What you see is not what you get

On April 28, 2010 by Simon Fleming

One of the most common problems I see in store when dealing with a lot of photographers who print is their monitor’s calibration (or lack of). Most have some reasonable knowledge when it comes to working on their images themselves but are often unaware of the need to, and importance of calibrating their displays. It doesn’t matter how good your camera gear is or how much you paid for your computer gear – if you are going to spend anytime working on your images (and you care how they look or print) you need to get your display looking reasonably accurate. Most displays will look absolutely stunning out of the box -super punchy colours, everything nice and bright…  WOW! Wow does not generally equal accurate though, in fact most displays’ brightness level ends up being reduced to half that of the factory settings – often even more so.
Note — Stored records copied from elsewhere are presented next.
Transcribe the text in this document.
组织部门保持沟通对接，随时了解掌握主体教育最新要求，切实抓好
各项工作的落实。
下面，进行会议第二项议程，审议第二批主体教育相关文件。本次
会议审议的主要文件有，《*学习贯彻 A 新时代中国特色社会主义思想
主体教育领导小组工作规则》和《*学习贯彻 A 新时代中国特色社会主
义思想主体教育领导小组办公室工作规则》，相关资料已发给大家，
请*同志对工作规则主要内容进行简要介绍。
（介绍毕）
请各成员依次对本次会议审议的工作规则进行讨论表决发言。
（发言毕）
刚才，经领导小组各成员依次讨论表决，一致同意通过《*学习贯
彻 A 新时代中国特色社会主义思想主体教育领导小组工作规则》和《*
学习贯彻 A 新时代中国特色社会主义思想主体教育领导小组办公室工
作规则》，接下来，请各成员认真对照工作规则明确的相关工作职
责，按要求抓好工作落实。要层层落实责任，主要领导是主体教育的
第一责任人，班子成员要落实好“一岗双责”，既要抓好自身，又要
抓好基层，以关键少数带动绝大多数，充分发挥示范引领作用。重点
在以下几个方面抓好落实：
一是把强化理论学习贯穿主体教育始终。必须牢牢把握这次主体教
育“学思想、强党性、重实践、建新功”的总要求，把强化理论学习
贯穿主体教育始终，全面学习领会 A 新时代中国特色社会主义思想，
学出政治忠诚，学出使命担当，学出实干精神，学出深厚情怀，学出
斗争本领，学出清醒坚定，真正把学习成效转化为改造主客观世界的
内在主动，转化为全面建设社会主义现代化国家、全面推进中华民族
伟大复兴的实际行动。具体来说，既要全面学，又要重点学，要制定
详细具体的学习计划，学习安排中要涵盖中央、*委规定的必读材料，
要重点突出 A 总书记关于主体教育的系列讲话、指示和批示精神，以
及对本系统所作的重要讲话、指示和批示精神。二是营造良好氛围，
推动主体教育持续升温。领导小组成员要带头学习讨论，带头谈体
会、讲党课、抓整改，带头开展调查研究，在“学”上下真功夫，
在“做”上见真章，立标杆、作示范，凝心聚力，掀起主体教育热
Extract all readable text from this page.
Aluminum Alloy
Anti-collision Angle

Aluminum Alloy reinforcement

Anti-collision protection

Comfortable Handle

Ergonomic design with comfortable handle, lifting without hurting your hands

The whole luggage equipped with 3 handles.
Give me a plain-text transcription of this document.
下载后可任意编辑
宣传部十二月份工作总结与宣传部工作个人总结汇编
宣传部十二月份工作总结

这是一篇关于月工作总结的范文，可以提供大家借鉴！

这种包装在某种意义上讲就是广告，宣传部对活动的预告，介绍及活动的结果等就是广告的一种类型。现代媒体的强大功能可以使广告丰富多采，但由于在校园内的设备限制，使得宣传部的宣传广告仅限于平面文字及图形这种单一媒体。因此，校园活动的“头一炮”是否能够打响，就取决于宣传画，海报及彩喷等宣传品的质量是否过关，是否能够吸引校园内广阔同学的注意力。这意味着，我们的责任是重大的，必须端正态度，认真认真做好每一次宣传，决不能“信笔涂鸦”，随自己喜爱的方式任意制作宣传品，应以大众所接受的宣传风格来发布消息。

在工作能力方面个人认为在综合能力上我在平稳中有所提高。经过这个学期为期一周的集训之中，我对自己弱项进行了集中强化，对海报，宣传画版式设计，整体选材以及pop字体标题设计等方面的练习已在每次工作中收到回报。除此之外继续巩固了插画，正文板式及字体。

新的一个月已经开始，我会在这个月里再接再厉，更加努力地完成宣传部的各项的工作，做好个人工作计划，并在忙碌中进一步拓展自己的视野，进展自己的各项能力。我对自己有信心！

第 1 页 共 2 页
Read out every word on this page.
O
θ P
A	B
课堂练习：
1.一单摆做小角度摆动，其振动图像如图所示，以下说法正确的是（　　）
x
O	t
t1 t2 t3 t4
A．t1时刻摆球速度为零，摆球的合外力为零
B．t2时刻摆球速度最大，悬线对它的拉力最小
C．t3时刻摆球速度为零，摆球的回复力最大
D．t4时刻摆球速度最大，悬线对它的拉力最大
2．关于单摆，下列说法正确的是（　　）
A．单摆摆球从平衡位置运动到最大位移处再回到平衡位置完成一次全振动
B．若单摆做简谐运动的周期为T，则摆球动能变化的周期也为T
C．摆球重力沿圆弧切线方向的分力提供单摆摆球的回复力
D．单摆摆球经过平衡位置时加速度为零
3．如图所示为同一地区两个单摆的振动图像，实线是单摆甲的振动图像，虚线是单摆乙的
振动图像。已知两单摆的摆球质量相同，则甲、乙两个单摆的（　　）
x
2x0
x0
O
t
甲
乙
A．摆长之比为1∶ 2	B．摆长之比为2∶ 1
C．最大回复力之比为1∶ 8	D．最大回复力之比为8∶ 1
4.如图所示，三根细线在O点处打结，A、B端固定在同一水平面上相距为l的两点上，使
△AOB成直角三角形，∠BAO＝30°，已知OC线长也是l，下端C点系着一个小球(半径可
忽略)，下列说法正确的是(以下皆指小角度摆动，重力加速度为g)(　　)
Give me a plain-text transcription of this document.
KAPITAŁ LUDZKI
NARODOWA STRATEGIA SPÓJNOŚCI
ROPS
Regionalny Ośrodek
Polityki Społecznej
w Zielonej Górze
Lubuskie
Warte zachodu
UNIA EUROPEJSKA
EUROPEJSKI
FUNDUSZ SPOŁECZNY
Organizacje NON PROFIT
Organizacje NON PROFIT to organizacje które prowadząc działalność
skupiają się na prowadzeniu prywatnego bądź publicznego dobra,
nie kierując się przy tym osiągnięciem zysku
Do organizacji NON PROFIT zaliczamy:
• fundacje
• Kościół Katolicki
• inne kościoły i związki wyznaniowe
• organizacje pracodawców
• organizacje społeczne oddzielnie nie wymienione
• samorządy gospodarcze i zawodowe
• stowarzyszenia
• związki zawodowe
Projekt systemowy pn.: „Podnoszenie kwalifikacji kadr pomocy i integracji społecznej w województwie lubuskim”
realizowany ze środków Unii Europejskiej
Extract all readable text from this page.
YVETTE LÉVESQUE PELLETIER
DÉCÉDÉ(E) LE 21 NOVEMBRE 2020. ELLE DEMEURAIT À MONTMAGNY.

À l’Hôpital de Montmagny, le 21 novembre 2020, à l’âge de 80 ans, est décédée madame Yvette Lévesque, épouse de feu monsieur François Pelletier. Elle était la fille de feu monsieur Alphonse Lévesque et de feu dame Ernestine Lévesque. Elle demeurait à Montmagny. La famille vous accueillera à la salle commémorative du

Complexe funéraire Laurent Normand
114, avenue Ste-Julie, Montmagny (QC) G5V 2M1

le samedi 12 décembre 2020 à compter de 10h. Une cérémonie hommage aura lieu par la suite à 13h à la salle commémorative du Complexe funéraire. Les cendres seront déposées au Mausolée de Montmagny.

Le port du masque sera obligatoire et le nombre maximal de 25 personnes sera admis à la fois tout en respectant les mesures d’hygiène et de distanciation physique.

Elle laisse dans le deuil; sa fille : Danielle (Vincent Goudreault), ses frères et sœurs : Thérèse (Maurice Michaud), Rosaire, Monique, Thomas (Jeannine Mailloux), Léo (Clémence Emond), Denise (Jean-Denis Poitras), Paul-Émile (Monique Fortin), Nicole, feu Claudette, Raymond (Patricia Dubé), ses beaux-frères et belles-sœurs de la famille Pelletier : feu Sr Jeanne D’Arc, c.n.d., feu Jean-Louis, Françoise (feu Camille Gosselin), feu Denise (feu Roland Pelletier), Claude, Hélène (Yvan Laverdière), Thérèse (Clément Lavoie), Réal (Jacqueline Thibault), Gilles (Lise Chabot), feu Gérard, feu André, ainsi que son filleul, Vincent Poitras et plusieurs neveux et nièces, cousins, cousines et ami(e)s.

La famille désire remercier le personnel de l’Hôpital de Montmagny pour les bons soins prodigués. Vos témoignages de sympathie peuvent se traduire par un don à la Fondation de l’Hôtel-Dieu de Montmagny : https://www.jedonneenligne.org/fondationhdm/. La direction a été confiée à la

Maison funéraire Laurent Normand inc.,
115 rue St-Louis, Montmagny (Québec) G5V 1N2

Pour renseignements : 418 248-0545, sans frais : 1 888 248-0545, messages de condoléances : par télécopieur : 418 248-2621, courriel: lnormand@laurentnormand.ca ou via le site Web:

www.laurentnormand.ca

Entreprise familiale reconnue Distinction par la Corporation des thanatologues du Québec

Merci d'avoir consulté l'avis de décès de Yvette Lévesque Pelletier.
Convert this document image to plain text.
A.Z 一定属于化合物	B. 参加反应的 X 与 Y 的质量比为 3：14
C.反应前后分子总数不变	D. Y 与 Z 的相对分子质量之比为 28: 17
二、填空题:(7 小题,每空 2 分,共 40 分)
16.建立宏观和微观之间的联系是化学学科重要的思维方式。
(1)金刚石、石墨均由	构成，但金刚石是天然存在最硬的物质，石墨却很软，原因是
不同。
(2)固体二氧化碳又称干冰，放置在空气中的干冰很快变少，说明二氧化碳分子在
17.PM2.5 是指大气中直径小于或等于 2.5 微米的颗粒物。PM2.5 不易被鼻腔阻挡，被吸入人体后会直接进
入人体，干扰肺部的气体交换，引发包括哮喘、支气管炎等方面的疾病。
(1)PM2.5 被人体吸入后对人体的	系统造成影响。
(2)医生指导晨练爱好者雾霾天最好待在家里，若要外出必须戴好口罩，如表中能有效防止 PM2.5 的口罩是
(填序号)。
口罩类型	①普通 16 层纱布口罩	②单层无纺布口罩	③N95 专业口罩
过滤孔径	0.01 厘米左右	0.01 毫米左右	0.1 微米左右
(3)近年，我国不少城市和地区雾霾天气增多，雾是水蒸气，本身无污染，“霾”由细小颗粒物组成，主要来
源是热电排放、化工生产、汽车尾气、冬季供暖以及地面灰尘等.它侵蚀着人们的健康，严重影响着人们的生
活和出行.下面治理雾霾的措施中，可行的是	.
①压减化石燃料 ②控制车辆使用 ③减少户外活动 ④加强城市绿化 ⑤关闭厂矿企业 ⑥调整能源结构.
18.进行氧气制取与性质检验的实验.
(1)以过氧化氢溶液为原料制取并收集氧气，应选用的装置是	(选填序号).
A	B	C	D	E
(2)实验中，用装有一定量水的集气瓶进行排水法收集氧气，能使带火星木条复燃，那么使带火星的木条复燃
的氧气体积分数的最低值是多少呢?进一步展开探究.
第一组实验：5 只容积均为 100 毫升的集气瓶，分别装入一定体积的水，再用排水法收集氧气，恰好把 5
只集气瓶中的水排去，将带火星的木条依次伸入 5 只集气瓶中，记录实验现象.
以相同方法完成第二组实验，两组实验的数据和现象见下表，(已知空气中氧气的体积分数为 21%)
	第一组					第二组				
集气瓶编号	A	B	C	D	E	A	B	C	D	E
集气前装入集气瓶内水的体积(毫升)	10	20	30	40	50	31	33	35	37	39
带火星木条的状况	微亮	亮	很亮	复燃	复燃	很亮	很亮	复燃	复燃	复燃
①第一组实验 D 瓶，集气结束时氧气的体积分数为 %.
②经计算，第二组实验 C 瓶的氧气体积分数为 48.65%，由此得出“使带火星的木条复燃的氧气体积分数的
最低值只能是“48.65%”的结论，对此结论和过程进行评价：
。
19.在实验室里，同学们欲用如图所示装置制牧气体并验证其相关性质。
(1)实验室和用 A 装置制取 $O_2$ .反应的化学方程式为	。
Funny enough, most photographers’ images from an uncalibrated display end up printing way darker than what they were expecting.

There are a number of devices on the market that will do all the calibrating for you. Most are relatively inexpensive and well worth investing in if you are serious about your images. In a nutshell the process involved is installing the software that comes with your calibrator, plug the calibrator (technical name = colorimeter) into a USB port and then dangle it in front of your display. Run the software, follow the prompts and let it do it’s thing for about 15 minutes (the software generates a whole bunch of colour swatches for the device to read) and hey presto! Then you just need to recalibrate every now and again to allow for changes in your display through age and usage. Most initial changes are pretty dramatic, even on higher quality displays.

The are a number of brands and models to choose from – I’ve been using a ‘Spyder’ made by a company called Datacolor for the last few years and have been very happy. I generally recalibrate all the displays I use monthly, including my laptop. Just a note on the use of laptops for more precise work – yes you can use one but even the better ones require you to be viewing at an optimal position to see the most accurate result – if you are slouching, or if the screen is angled differently to the optimal position you can get a very different looking image. Some laptops are near impossible to use for accurate work. I tend to use mine for on location sorting and not so important stuff and do all my serious work & finishing on a dedicated desktop display.

In finishing, I have seen & tried many manual/DIY methods for calibrating displays but if you are serious about the quality of your work, and intend to sell it, you really should be making the effort to get your working display sorted. The investment will quickly be recovered in better looking images and less print wastage. Even if your images are only for web use or you provide your clients with a digital only version, you should still be providing them with a final image that left you as accurate as you could make it.